Appel à la transition 

Tous les agriculteurs interrogés par DeSmog s'accordent à dire qu'il incombait au gouvernement irlandais d'encourager la transition vers une agriculture plus durable. 

ThégascL'agence d'État irlandaise pour l'alimentation et l'agriculture, le ministère de l'Agriculture, de l'Élevage et de la Marine (DAFM), a défendu le maintien de la dérogation irlandaise à la directive européenne sur les nitrates, malgré l'incapacité du pays à améliorer la qualité de l'eau. Le DAFM a également maintenu cette position de manière constante. soutenu la mesure.

O'Connor affirme que le système profite au petit nombre d'agriculteurs bénéficiant d'une dérogation – seulement 5 % des agriculteurs irlandais utilisent cette exemption. Environ un tiers (32 %) des demandeurs de dérogation l'an dernier possédaient plus de 200 vaches.

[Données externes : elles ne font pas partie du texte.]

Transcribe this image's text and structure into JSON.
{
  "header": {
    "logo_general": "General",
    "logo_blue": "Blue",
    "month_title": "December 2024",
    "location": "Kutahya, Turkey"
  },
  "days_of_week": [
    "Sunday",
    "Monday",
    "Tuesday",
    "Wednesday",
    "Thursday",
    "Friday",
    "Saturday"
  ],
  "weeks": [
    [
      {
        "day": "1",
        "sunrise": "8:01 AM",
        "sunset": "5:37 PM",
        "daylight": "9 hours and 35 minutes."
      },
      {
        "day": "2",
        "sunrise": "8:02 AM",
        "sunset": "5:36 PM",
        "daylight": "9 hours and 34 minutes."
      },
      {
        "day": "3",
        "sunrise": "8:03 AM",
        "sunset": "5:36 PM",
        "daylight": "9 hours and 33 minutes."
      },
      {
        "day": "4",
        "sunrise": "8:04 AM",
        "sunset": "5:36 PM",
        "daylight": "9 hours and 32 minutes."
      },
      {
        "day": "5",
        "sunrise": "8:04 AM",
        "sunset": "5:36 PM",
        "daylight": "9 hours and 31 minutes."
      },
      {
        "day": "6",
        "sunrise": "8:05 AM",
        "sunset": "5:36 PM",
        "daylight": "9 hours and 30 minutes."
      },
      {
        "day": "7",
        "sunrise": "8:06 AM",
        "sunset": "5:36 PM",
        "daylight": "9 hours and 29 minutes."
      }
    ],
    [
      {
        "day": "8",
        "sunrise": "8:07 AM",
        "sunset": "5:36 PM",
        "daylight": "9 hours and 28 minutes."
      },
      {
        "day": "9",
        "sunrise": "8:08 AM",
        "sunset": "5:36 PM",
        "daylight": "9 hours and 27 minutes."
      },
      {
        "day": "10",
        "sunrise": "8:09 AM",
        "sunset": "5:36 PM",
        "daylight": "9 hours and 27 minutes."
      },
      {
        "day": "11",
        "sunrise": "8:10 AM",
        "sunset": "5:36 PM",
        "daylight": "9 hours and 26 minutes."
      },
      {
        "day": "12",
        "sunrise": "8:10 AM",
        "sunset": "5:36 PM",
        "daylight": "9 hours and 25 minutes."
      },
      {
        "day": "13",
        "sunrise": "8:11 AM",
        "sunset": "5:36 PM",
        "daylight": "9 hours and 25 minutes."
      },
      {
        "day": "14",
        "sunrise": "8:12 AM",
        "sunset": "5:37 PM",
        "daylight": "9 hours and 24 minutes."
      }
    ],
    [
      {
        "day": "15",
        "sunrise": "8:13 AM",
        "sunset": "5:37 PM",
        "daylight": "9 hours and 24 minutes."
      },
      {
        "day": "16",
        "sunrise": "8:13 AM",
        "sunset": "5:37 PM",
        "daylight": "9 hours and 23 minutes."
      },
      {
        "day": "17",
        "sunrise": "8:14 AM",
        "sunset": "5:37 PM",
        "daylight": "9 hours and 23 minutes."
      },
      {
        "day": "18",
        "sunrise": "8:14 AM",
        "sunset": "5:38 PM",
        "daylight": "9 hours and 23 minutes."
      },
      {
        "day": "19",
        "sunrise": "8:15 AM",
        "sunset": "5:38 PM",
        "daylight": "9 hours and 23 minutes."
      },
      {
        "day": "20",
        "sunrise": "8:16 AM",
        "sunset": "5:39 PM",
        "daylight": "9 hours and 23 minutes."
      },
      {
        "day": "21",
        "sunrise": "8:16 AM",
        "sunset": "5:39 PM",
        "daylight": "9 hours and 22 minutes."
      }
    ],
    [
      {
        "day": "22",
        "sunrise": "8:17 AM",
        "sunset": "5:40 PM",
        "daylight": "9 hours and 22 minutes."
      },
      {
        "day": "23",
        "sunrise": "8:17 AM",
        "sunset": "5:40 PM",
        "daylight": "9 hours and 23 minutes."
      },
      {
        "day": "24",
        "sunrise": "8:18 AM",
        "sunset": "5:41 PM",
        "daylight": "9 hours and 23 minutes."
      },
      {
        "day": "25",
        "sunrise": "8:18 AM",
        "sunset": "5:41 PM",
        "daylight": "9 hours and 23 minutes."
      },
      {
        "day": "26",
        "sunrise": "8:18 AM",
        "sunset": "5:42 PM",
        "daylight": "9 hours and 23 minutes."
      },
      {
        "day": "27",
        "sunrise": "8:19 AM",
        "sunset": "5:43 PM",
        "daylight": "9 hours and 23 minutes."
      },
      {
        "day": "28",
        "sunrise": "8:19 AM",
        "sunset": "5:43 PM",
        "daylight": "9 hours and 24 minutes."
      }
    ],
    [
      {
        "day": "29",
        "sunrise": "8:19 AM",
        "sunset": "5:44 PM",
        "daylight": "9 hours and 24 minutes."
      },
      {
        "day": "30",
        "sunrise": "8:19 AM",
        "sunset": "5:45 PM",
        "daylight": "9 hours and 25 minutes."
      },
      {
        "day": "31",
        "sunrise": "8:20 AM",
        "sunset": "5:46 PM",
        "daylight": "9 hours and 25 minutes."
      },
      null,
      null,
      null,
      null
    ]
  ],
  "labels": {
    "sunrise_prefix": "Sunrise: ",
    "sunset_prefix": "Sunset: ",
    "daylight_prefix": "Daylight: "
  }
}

« Cette dérogation est essentielle pour quelques très grandes exploitations, car elles ne peuvent pas faire fonctionner leur système sans ces importants apports d'engrais », a-t-il déclaré, ajoutant que les agriculteurs moyens sont amenés à croire qu'ils ont besoin de plus d'azote artificiel que leurs prairies n'en nécessitent. « Ce dont la majorité des agriculteurs ont réellement besoin, c'est d'informations et de connaissances objectives, honnêtes et transparentes, qui les aideront à adopter un système plus agroécologique et respectueux de la nature », a-t-il conclu. 

Les agriculteurs ont également besoin d'un soutien financier et d'une période de transition pour les accompagner vers une agriculture durable, a-t-il ajouté. 

« Le maintien de cette dérogation ne fait que retarder les mesures nécessaires », a-t-il déclaré. « Il est indispensable d'ouvrir un débat plus large sur la manière dont l'agriculture peut opérer cette transition. »

Crawford est d'accord. « Cette dérogation doit être supprimée, mais progressivement, et une vision plus globale doit être adoptée, sinon ce n'est pas juste pour les agriculteurs. Ce n'est pas de leur faute : on leur a conseillé de se développer et de profiter de cette dérogation. C'est tout le système qui doit changer. »

Les agriculteurs avaient été « poussés à bout », a ajouté O'Connor.

« Nous devons régler ce problème maintenant, car notre seul espoir pour l'avenir réside dans un revirement complet et la réforme en profondeur de ces systèmes », a-t-il déclaré. « Si nous maintenons les dérogations et ne changeons rien aux pratiques habituelles, il n'y a aucun espoir pour la prochaine génération, ni même pour celle-ci. »

Portrait de Phoebe Cooke - Crédit photo : Laura King Photography
Phoebe est rédactrice adjointe chez DeSmog UK, spécialisée dans la politique européenne.